Walker confirmed that the three Crew‑1 NASA astronauts will cast their ballots from space just days after fellow NASA astronaut Kate Rubins, who will launch to the station Oct. 14, shared that she too will vote from orbit in the coming election. (Rubins will launch to the station on a Russian Soyuz capsule alongside cosmonauts Sergey Ryzhikov and Sergey Kud-Sverchkov.)
So, how does one vote from space? Walker said it’s fairly simple.
“I can talk about casting a ballot from space since I did it last time I was on the space station,” she said. “They basically send you an electronic file, it’s a PDF, and you mark your choices.
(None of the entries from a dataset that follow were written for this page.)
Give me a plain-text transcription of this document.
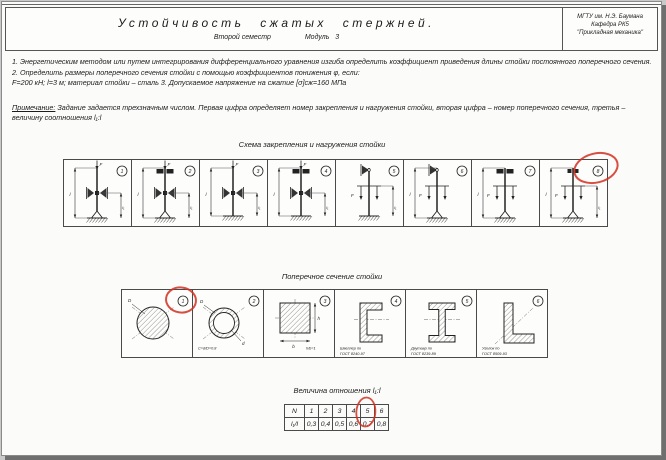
Устойчивость сжатых стержней.
Второй семестр	Модуль 3
МГТУ им. Н.Э. Баумана
Кафедра РК5
"Прикладная механика"
1. Энергетическим методом или путем интегрирования дифференциального уравнения изгиба определить коэффициент приведения длины стойки постоянного поперечного сечения.
2. Определить размеры поперечного сечения стойки с помощью коэффициентов понижения φ, если:
F=200 кН; l=3 м; материал стойки – сталь 3. Допускаемое напряжение на сжатие [σ]сж=160 МПа
Примечание: Задание задается трехзначным числом. Первая цифра определяет номер закрепления и нагружения стойки, вторая цифра – номер поперечного сечения, третья – величину соотношения l₁:l
Схема закрепления и нагружения стойки
F
l
l₁
1
F
l
l₁
2
F
l
l₁
3
F
l
l₁
4
F
l₁
5
F
l
6
F
l
7
F
l
l₁
8
Поперечное сечение стойки
D	1	D
d
C=d/D=0.8
2
b
h
h/b=1
3
Швеллер по
ГОСТ 8240-97
4
Двутавр по
ГОСТ 8239-89
5
Уголок по
ГОСТ 8509-93
6
Величина отношения l₁:l
N	1	2	3	4	5	6
l₁/l	0,3	0,4	0,5	0,6	0,7	0,8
And then you email it back to … the person who’s in charge of the election for the county [you vote in]. And so then that gets counted into all the ballots that are brought back. It’s very simple, very straightforward.”
NASA’s Mission Control helps to send that file to the crew and then send the ballots off to the astronauts’ respective county clerks to be counted. This is not the first time that astronauts have voted from space, as it is a fairly regular occurrence when astronauts have been on the space station during an election. In November, the International Space Station will mark 20 years of continuous crewed missions, so finding a way for astronauts to vote was something NASA faced early on.
The upcoming Crew‑1 mission will be a major step forward for commercial spaceflight as it will be the first fully operational crewed flight for SpaceX’s Crew Dragon spacecraft.
Walker, Glover, Hopkins and Noguchi will launch to the space station Oct. 31 at 2:40 a.m. EDT (0640 GMT) from NASA’s Kennedy Space Center in Florida. Crew‑1 will be the first of at least six operational crewed missions flown by SpaceX to the space station as part of a $2.6 billion NASA contract struck with SpaceX in 2014.
Crew‑1 follows the successful launch and return of NASA astronauts Bob Behnken and Doug Hurley as part of SpaceX’s Demo-2 mission. The test mission carried the astronauts to and from the space station and verified that the company’s Crew Dragon vehicle could safely do so for future crewed missions.
SpaceX is one of two commercial companies contracted by NASA to fly astronauts to and from the station. The other company is Boeing, which is developing its own Starliner space capsule for astronaut flights.